The Khadi movement started by Gandhiji aimed at boycotting foreign goods and promoting Indian goods, thereby improving India’s economy.
The Ashram started a school in 1938 where the students were taught to weave. Right from picking the cotton which they used to grow to the weaving, they were taught how to weave khadi,
Kusum Pandey, one of the oldest residents of the ashram, said “Gandhi started khadi weaving as it provided jobs to a 100 people whereas in the mills only one person gets a job.”
These people earned enough to pay for their own food, she added.
The best khadi, she insisted could be woven only by hand and the ones made in the mills were not really khadi. There are Khadi Bhandaars in every state which sell hand-woven khadi.
“The point of using khadi was to provide jobs to the 99 poor people and thus empower them,” she says.
Referring to the branding and marketing of khadi as a fashion fabric, Pandey said “This khadi is not really khadi and it is a contradiction to the real point of weaving khadi. Every person right from the spinning of the threads to the weaving of the cloth is paid. The cloth nowadays sold is not really khadi and is actually mill made cloth for commercial purposes and for profits.”

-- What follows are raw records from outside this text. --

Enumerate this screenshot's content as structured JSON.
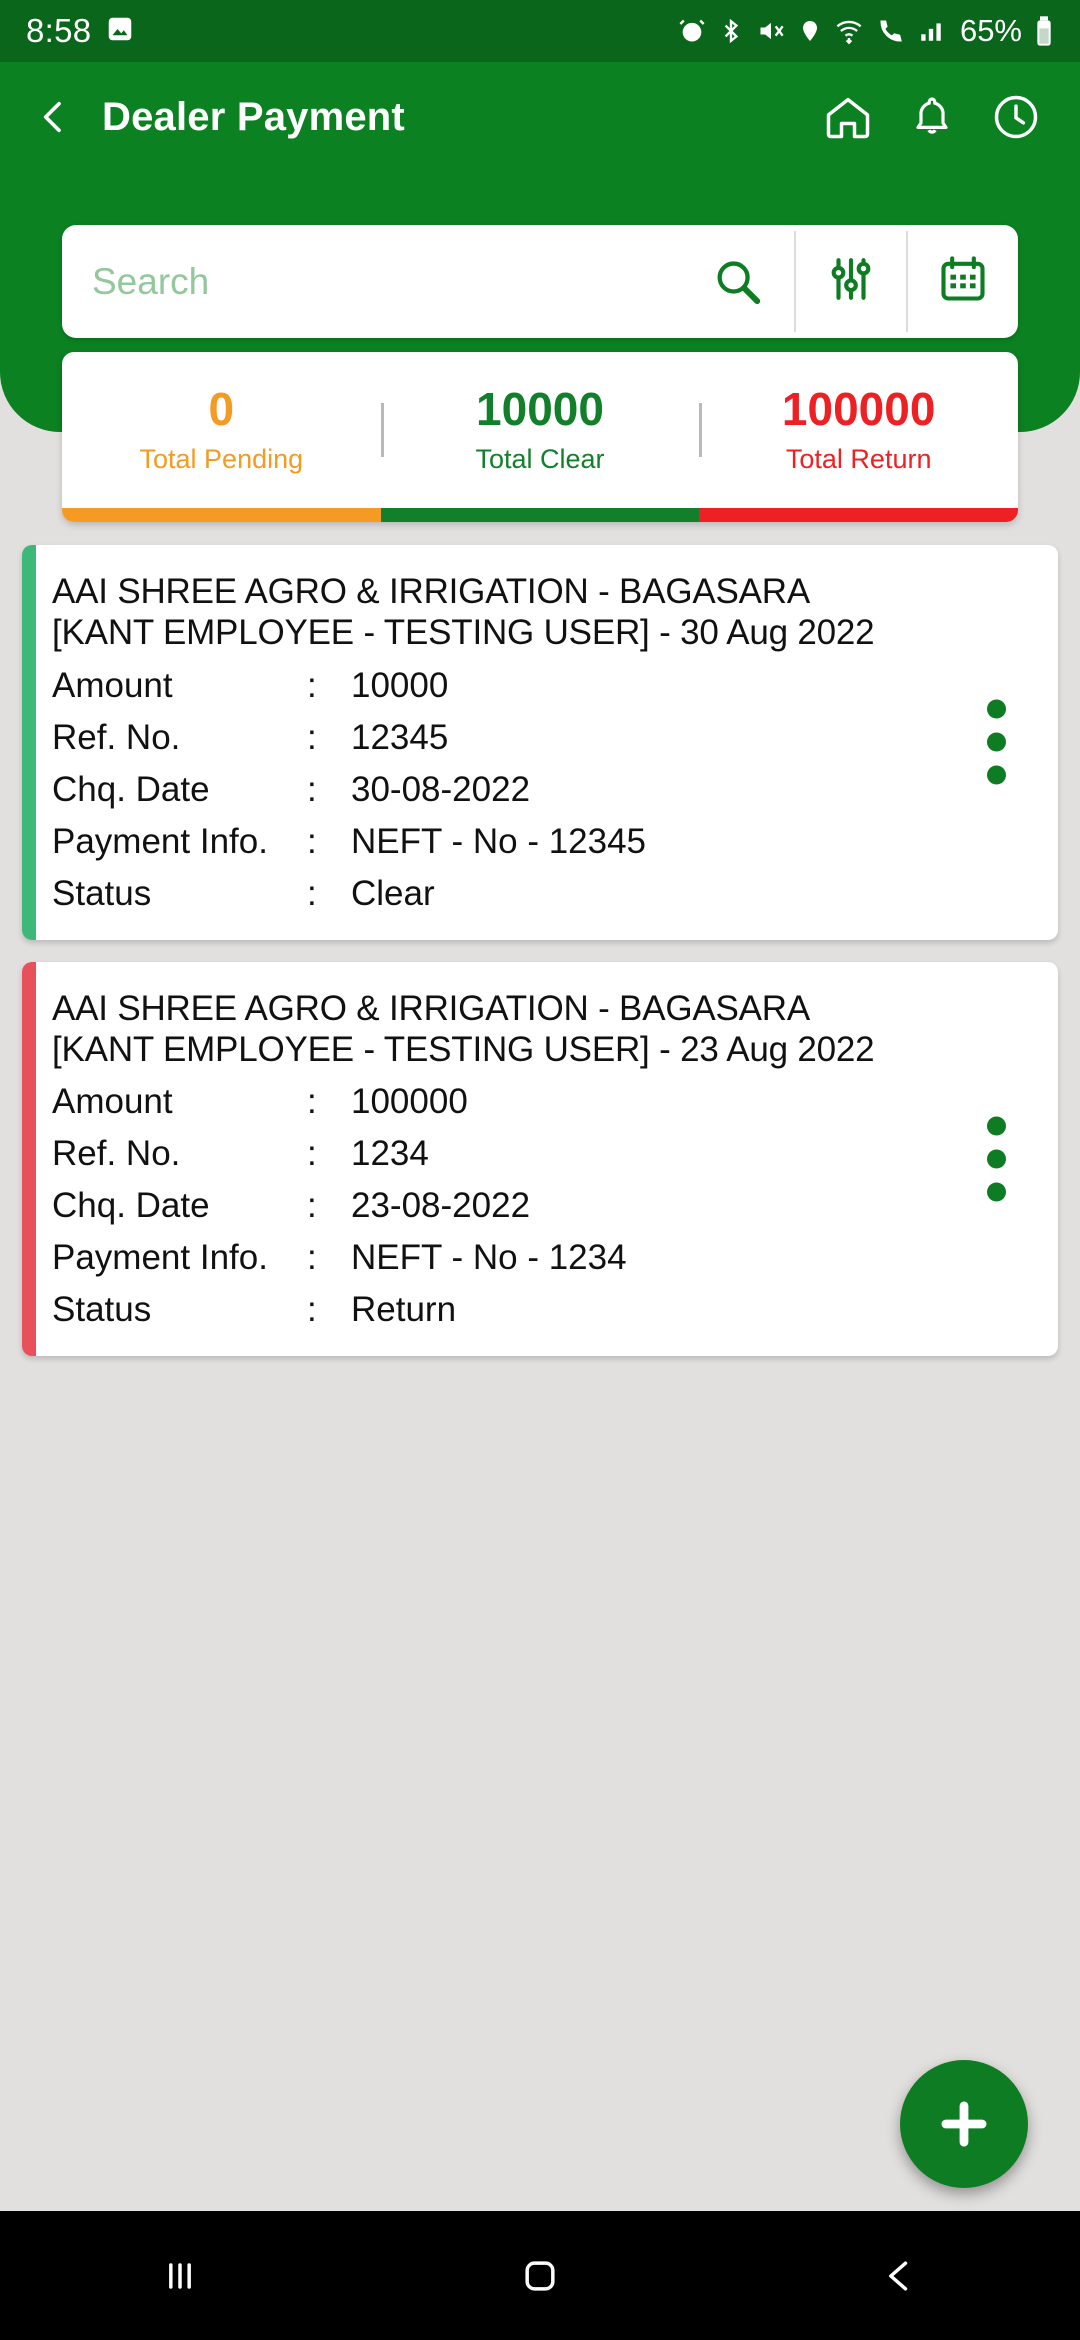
{
  "status_bar": {
    "time": "8:58",
    "battery_percent": "65%",
    "icons": [
      "image-icon",
      "alarm-icon",
      "bluetooth-icon",
      "mute-icon",
      "location-icon",
      "wifi-icon",
      "call-icon",
      "signal-icon",
      "battery-icon"
    ]
  },
  "app_bar": {
    "title": "Dealer Payment",
    "back_icon": "back-chevron-icon",
    "actions": [
      "home-icon",
      "bell-icon",
      "clock-icon"
    ]
  },
  "search": {
    "placeholder": "Search",
    "value": "",
    "search_icon": "search-icon",
    "filter_icon": "filter-sliders-icon",
    "calendar_icon": "calendar-icon"
  },
  "summary": {
    "items": [
      {
        "value": "0",
        "label": "Total Pending",
        "color": "#f59a23"
      },
      {
        "value": "10000",
        "label": "Total Clear",
        "color": "#12802a"
      },
      {
        "value": "100000",
        "label": "Total Return",
        "color": "#ed2024"
      }
    ]
  },
  "labels": {
    "amount": "Amount",
    "ref_no": "Ref. No.",
    "chq_date": "Chq. Date",
    "payment_info": "Payment Info.",
    "status": "Status",
    "colon": ":"
  },
  "payments": [
    {
      "title": "AAI SHREE AGRO & IRRIGATION - BAGASARA [KANT EMPLOYEE - TESTING USER] - 30 Aug 2022",
      "amount": "10000",
      "ref_no": "12345",
      "chq_date": "30-08-2022",
      "payment_info": "NEFT  - No - 12345",
      "status": "Clear",
      "accent": "#3cb878"
    },
    {
      "title": "AAI SHREE AGRO & IRRIGATION - BAGASARA [KANT EMPLOYEE - TESTING USER] - 23 Aug 2022",
      "amount": "100000",
      "ref_no": "1234",
      "chq_date": "23-08-2022",
      "payment_info": "NEFT  - No - 1234",
      "status": "Return",
      "accent": "#e8505b"
    }
  ],
  "fab": {
    "icon": "plus-icon",
    "color": "#0e7c22"
  },
  "nav_bar": {
    "recents_icon": "recents-icon",
    "home_icon": "home-square-icon",
    "back_icon": "back-chevron-icon"
  },
  "theme": {
    "header_green": "#0b8121",
    "status_green": "#09661b",
    "page_bg": "#e2e0de"
  }
}
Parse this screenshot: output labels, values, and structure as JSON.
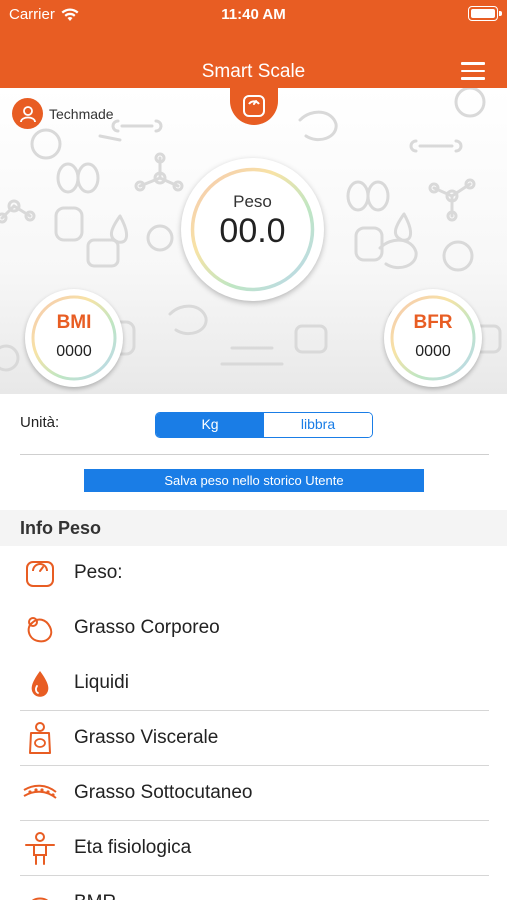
{
  "status_bar": {
    "carrier": "Carrier",
    "time": "11:40 AM"
  },
  "nav": {
    "title": "Smart Scale"
  },
  "user": {
    "name": "Techmade"
  },
  "gauges": {
    "main": {
      "label": "Peso",
      "value": "00.0"
    },
    "bmi": {
      "label": "BMI",
      "value": "0000"
    },
    "bfr": {
      "label": "BFR",
      "value": "0000"
    }
  },
  "units": {
    "label": "Unità:",
    "options": [
      "Kg",
      "libbra"
    ],
    "selected": "Kg"
  },
  "save_button": {
    "label": "Salva peso nello storico Utente"
  },
  "info": {
    "title": "Info Peso",
    "items": [
      {
        "label": "Peso:",
        "icon": "scale-icon"
      },
      {
        "label": "Grasso Corporeo",
        "icon": "fat-icon"
      },
      {
        "label": "Liquidi",
        "icon": "water-drop-icon"
      },
      {
        "label": "Grasso Viscerale",
        "icon": "body-torso-icon"
      },
      {
        "label": "Grasso Sottocutaneo",
        "icon": "skin-layer-icon"
      },
      {
        "label": "Eta fisiologica",
        "icon": "person-age-icon"
      },
      {
        "label": "BMR",
        "icon": "metabolism-icon"
      }
    ]
  },
  "colors": {
    "accent": "#e85d23",
    "blue": "#1a7de6"
  }
}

“If every person spun everyday for at least half an hour they provide themselves independence,” she said.
The ashram also provides employment to about 8 to 10 women who don’t have jobs. They are paid according to the number of spools of thread they spin. If a woman spins about 20 to 25 spools of thread she earns Rs 100 to Rs 150 a day. The women who cannot stay out for long due to housework or children at home, can work as long as they can and earn enough for themselves.
The cotton is bought from Wardha. The thread spinning is done here while the cloth is woven in Nallwadi on the outskirts of Wardha city. Each spool is 1000 metres long and from 35 such spools 5.5 metres of cloth can be woven. The cotton is cleaned and brought in rough spools which are placed on the machines. Improvements in the machine over time have helped in increasing the capacity of the amount of thread that can be woven.
Will khadi survive as it was conceived originally?
“There may be a few people who will be loyal to khadi, and there will be a few khadi bhandaars still present. But khadi is more expensive than normal cloth not everyone can afford to wear khadi,” said Pandey.